Poor Fuel Management

Poor Fuel Management


I am the proud father of two wonderful children. I have a son which I am very proud of currently serving in the USMC and stationed across seas. He chose aviation as an area of service and is currently working on the helicopters. I also have a daughter which just turned 15 years old this past February. Just like most teens her age there is one major milestone on her mind, the automotive learner’s permit. After more then 25 years of driving some areas are you can say just 2nd nature to me but, when my daughter is behind the wheel I tend to be a little more apprehensive. I guess I can now understand how my flight instructor felt when he handed the yoke over to me for the 1st time.

Early on in my flight training an instructor once said to me “A new private pilot knows just enough to be dangerous, there’s a lot more to flying then just knowing how to land”.

One area of 2ndnature or rule of thumb if you will in aviation I hear pilots talking about is fuel management. Even I remember as a student pilot long before Duats or AOPA came along with there electronic flight planning program and I was being taught how to fill out a paper flight plan I was told to use a particular figure for the fuel burn on our Cessna 172 that I trained in.

Recently I attended a seminar entitled “Basic VFR flight planning” led by Matt Conway, Chief flight instructor with American Flyers in Atlanta, GA. Poor fuel calculations have claimed the lives of many people explains Matt, as pilots use the “Rule of thumb” to calculate fuel consumption for their flight.  Not a good idea he said!

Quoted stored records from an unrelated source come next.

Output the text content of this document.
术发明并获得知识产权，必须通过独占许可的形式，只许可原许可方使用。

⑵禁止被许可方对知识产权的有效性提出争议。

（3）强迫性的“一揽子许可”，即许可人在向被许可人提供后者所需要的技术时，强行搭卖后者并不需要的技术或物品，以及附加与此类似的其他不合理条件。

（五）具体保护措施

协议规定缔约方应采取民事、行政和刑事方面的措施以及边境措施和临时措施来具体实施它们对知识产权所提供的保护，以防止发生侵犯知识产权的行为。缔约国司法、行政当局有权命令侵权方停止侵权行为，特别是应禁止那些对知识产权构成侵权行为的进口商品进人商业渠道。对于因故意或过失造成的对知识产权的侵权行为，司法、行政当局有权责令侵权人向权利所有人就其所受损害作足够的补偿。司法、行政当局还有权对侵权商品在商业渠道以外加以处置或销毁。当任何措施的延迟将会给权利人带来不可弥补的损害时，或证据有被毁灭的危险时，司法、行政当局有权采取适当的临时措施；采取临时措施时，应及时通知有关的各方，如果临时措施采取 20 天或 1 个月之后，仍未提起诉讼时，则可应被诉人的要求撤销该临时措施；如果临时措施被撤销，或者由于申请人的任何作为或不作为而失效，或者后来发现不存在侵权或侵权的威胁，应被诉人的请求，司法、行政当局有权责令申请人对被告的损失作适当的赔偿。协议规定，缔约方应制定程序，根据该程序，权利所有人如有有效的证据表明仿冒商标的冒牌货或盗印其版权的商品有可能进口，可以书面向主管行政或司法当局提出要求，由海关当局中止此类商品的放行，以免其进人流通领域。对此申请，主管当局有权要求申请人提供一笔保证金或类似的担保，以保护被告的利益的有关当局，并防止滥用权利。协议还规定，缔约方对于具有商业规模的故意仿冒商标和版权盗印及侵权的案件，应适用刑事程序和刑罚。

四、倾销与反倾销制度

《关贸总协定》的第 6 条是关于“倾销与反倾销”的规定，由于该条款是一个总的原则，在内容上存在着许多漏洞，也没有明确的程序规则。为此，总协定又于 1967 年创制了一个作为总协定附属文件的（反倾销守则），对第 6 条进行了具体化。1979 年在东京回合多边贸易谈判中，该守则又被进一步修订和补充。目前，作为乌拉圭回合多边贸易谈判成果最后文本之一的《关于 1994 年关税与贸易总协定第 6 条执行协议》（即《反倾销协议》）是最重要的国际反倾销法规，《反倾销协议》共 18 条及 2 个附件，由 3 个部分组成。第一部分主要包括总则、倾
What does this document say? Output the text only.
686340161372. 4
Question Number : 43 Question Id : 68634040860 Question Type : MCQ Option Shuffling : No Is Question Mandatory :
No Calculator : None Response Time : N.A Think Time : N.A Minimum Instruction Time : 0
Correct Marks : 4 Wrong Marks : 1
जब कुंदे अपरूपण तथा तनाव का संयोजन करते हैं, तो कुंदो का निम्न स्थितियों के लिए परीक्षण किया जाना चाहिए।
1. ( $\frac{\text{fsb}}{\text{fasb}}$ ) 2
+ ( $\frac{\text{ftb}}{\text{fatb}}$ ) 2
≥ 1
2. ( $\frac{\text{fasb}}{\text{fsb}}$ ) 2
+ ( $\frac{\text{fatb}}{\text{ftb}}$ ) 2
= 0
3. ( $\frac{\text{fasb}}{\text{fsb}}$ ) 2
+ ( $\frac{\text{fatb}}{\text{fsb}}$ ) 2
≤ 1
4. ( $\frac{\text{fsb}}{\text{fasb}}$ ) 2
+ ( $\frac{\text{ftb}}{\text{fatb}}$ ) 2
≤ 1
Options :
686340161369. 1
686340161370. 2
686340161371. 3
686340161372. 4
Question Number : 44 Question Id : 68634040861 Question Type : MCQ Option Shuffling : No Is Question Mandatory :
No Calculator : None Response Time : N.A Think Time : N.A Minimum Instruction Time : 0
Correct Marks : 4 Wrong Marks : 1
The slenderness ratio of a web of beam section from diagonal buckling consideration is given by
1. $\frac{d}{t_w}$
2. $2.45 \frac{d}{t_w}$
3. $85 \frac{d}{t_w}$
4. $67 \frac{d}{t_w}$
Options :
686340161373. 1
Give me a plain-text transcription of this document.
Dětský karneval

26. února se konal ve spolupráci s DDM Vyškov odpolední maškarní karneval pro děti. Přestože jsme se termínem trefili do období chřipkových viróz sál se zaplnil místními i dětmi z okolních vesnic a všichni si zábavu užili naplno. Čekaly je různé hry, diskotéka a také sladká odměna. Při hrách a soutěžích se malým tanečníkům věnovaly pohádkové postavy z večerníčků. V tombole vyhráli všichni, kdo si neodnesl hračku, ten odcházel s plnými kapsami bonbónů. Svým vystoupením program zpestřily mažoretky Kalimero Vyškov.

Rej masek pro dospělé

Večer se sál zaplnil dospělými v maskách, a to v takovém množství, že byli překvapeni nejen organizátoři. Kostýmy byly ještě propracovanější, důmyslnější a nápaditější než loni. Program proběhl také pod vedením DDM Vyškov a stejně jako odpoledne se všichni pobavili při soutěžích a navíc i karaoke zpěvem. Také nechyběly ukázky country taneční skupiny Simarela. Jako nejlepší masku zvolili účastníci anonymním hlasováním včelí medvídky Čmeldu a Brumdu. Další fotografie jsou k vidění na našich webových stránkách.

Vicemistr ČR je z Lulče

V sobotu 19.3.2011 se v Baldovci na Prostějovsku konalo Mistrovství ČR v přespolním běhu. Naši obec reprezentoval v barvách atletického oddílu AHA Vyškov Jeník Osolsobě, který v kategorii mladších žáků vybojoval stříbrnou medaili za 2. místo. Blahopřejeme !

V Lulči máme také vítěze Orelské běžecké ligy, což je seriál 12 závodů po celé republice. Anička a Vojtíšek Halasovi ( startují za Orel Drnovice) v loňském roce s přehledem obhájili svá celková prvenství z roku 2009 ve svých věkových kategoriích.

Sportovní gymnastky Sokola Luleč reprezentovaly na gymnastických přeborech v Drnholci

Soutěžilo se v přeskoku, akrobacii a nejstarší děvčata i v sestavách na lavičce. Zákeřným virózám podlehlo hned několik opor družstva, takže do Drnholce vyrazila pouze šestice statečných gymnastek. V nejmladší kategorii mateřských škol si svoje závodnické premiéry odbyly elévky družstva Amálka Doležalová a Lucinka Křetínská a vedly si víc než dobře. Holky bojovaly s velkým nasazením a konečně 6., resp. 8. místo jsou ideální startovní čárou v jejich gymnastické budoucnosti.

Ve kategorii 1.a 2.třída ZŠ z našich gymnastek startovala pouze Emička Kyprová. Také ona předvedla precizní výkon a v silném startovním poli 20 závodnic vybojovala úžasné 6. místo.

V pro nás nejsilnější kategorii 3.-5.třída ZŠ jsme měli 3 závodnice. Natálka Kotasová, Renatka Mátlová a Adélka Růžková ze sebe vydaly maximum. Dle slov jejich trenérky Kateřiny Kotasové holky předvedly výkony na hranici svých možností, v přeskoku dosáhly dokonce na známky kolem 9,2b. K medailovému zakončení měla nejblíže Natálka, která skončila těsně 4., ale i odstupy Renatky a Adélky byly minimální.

The round up figure may work for shorter flights but for longer cross country flights don’t take the chance. The Cessna Aircraft Co. recommends the following fuel calculation procedures. The following is an example of proper fuel calculations for the 1982 Cessna Skyhawk 172P.

Flight conditions:

Take off weight               2350 Pounds

Useable fuel                     40 gallons

Temp                                28º C

Field Pressure                   1500 feet

Wind (along runway)       12 knot head wind

Distance                            320 NM

Pressure alt                        5500 Feet

Temp                                 20º C

Wind enroute                   10 knot head wind

Power                               66%

True air speed                  112 knots

Cruise fuel flow                7.4 GPH


Fuel to climb                                                                                            1.6gal

Increase due to non standard temp                                                0.3gal

Corrected fuel to climb                                                                        1.9gal


Total distance                                                                                           320

Climb distance                                                                                         -12

Cruise distance                                                                                         308


(With 10 knot head wind)

True air speed                                                                                           112

Wind speed                                                                                                -10

Actual speed                                                                                             102                                  


308 Nautical Miles

102   Knots                                                                                               = 3.0 hours


45 minute reserve                                                                                  5.6 Gallon


Engine start, Taxi, and take off                                                           1.1

Climb                                                                                                           1.9

Cruise                                                                                                          22.2

Reserve                                                                                                      5.6

Total fuel required                                                                                30.8

Becoming relaxed in your preflight procedures can cost you more then time. Count the cost, spend the time and do it right regardless of your experience.